Dentro del proceso enseñanza – aprendizaje, el catedrático es la pieza clave para el logro de resultados satisfactorios.

En la actualidad, nuestros jóvenes viven aspectos complejos que afectan el buen desempeño académico. El alcohol, las drogas, los divorcios, los trastornos alimentitos como la bulimia, la anorexia, y la ortorexia, son cada día más comunes entre nuestros educandos. Todo este cúmulo de preocupaciones rozan sus vidas, además de soportar el constante bombardeo de los medios de comunicación, que les exigen ser guapos, ricos y delgados, para ser catalogarlos en la lista de los exitosos.

Definitivamente la posición del maestro contemporáneo, deberá no sólo contemplar la enseñanza de la materia como tal, sino también convertirse en un ser capaz de leer la individualidad de cada estudiante, para lograr ayudar en sus debilidades y potencializar sus virtudes.

Está claro que el maestro es una parte fundamental en este proceso de aprendizaje, por lo que considero indispensable que quienes nos dedicamos a esta interesante labor, aceptemos la responsabilidad que tenemos en nuestras manos, a fin de generar nuestra aportación en el cambio urgente y necesario, que se debe dar en el sistema educativo, al cual hoy pertenecemos.

Y es que en nuestro México contamos con un sistema educativo estático y costoso, que no ha entregado los resultados que todos hemos esperado.

Hoy nuestro país invierte alrededor del 7% del PIB (producto interno bruto) en educación, casi 3 puntos más que en 1980. Si nos compramos con países con resultados académicos mejores, encontramos que Dinamarca, por ejemplo, invierte el 8% del PIB en educación, Finlandia el 6.2%, y Suecia el 7.7%. Como podemos observar, la inversión que tenemos en educación es muy similar, pero los resultados son verdaderamente diferentes; conociendo por ejemplo, que en el 2005 México ocupó el lugar 30, de los 31 países a los que la OCDE (Organización para la Cooperación y el Desarrollo Económico) evaluó por medio de pruebas escritas a una muestra de estudiantes.
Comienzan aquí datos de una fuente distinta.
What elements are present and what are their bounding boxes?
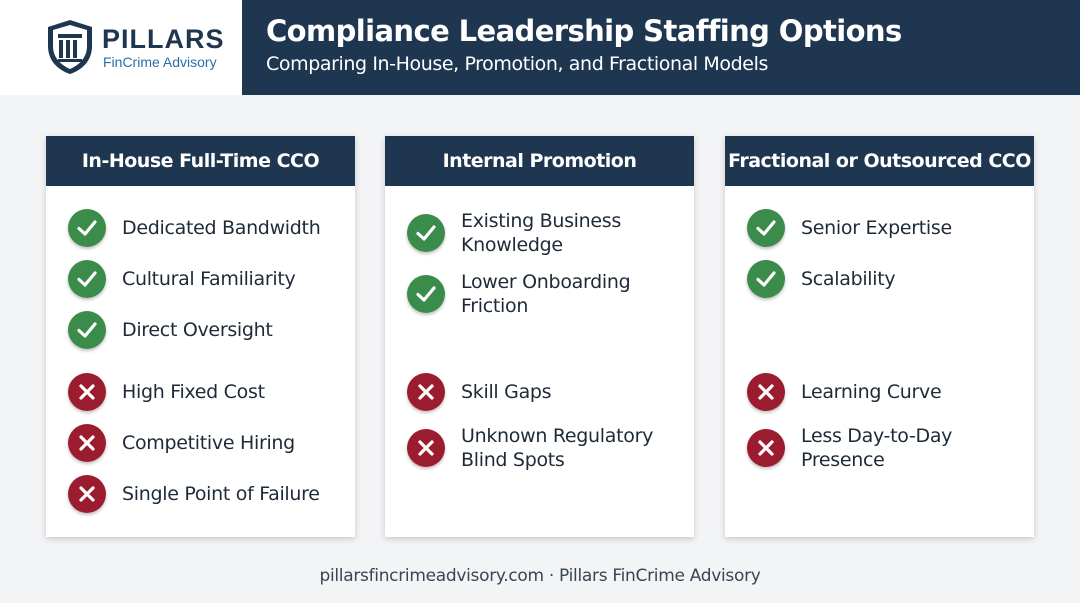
header: Compliance Leadership Staffing Options C… xyxy=(242,0,1080,95)
con-icon xyxy=(68,373,106,411)
pro-text: Direct Oversight xyxy=(122,319,273,341)
pro-icon xyxy=(68,209,106,247)
option-card: Fractional or Outsourced CCO Senior Exper… xyxy=(725,136,1034,537)
pro-item: Dedicated Bandwidth xyxy=(68,209,347,247)
con-list: Learning Curve Less Day-to-Day Presence xyxy=(747,373,1026,485)
pro-icon xyxy=(747,260,785,298)
pro-item: Scalability xyxy=(747,260,1026,298)
header-title: Compliance Leadership Staffing Options xyxy=(266,14,902,48)
pro-icon xyxy=(68,260,106,298)
con-icon xyxy=(747,429,785,467)
con-item: Less Day-to-Day Presence xyxy=(747,424,1026,472)
logo-tagline: FinCrime Advisory xyxy=(103,54,217,70)
logo-icon xyxy=(48,20,92,74)
con-text: Less Day-to-Day Presence xyxy=(801,425,953,471)
con-text: High Fixed Cost xyxy=(122,381,265,403)
pro-text: Lower Onboarding Friction xyxy=(461,271,631,317)
con-text: Skill Gaps xyxy=(461,381,552,403)
con-icon xyxy=(407,429,445,467)
pro-list: Senior Expertise Scalability xyxy=(747,209,1026,311)
pro-item: Cultural Familiarity xyxy=(68,260,347,298)
con-list: High Fixed Cost Competitive Hiring Single … xyxy=(68,373,347,526)
pro-text: Cultural Familiarity xyxy=(122,268,296,290)
pro-list: Existing Business Knowledge Lower Onboard… xyxy=(407,209,686,331)
con-text: Unknown Regulatory Blind Spots xyxy=(461,425,654,471)
card-title: Fractional or Outsourced CCO xyxy=(725,136,1034,186)
pro-icon xyxy=(407,275,445,313)
con-icon xyxy=(68,475,106,513)
option-card: Internal Promotion Existing Business Know… xyxy=(385,136,694,537)
pro-item: Lower Onboarding Friction xyxy=(407,270,686,318)
con-list: Skill Gaps Unknown Regulatory Blind Spots xyxy=(407,373,686,485)
con-text: Single Point of Failure xyxy=(122,483,320,505)
card-title: In-House Full-Time CCO xyxy=(46,136,355,186)
option-card: In-House Full-Time CCO Dedicated Bandwidt… xyxy=(46,136,355,537)
footer: pillarsfincrimeadvisory.com · Pillars Fi… xyxy=(319,566,761,586)
con-icon xyxy=(407,373,445,411)
pro-icon xyxy=(407,214,445,252)
header-subtitle: Comparing In-House, Promotion, and Fract… xyxy=(266,53,768,75)
con-icon xyxy=(747,373,785,411)
con-item: Single Point of Failure xyxy=(68,475,347,513)
con-icon xyxy=(68,424,106,462)
logo: PILLARS FinCrime Advisory xyxy=(0,0,242,95)
pro-text: Senior Expertise xyxy=(801,217,952,239)
con-text: Learning Curve xyxy=(801,381,942,403)
pro-item: Existing Business Knowledge xyxy=(407,209,686,257)
pro-icon xyxy=(747,209,785,247)
con-item: High Fixed Cost xyxy=(68,373,347,411)
con-item: Competitive Hiring xyxy=(68,424,347,462)
pro-item: Senior Expertise xyxy=(747,209,1026,247)
pro-text: Scalability xyxy=(801,268,896,290)
pro-list: Dedicated Bandwidth Cultural Familiarity D… xyxy=(68,209,347,362)
con-item: Unknown Regulatory Blind Spots xyxy=(407,424,686,472)
con-item: Learning Curve xyxy=(747,373,1026,411)
pro-icon xyxy=(68,311,106,349)
pro-text: Dedicated Bandwidth xyxy=(122,217,321,239)
card-title: Internal Promotion xyxy=(385,136,694,186)
pro-item: Direct Oversight xyxy=(68,311,347,349)
con-text: Competitive Hiring xyxy=(122,432,295,454)
logo-name: PILLARS xyxy=(102,24,225,54)
pro-text: Existing Business Knowledge xyxy=(461,210,621,256)
con-item: Skill Gaps xyxy=(407,373,686,411)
El problema es que tenemos un sistema educativo robusto y costoso que hoy invierte el 97% de su presupuesto en gasto corriente, y de eso, un 93%, en va exclusivamente a salarios.

En realidad México cuenta con un sistema educativo que invierte en su capital humano, y sin embargo no obtiene los resultados esperados. Hoy nuestros maestros obtienen remuneración de 466 días, o sea que perciben alrededor de 16 meses de salario por año.

Si bien nuestro actual sistema educativo requiere de una revisión integral y urgente, hoy México necesita de maestros más comprometidos con la labor que desarrollan en su entorno. Hoy nuestro México necesita de mentores que entiendan la complejidad de los seres a los que guían en su camino. Hoy más que nunca debemos entender nuestra responsabilidad con el desarrollo del país, ya que de nosotros dependerá el inculcar en ese joven, la capacidad de liderazgo y crecimiento que México necesita para trascender, y acercarnos al anhelado desarrollo.

Si bien nuestra profesión es nuestro modo de vida, hay que entender que en la labor de la enseñanza, el salario y las prestaciones no pueden ser la única motivación que tengamos en el día a día. Nuestra motivación también deberá ser la de formar a los futuros conductores de un nuevo México; hombres que logren ver en cada problema una oportunidad de mejora, y en cada oportunidad, la posibilidad de avanzar en el camino que nos lleve al país que todos deseamos tener.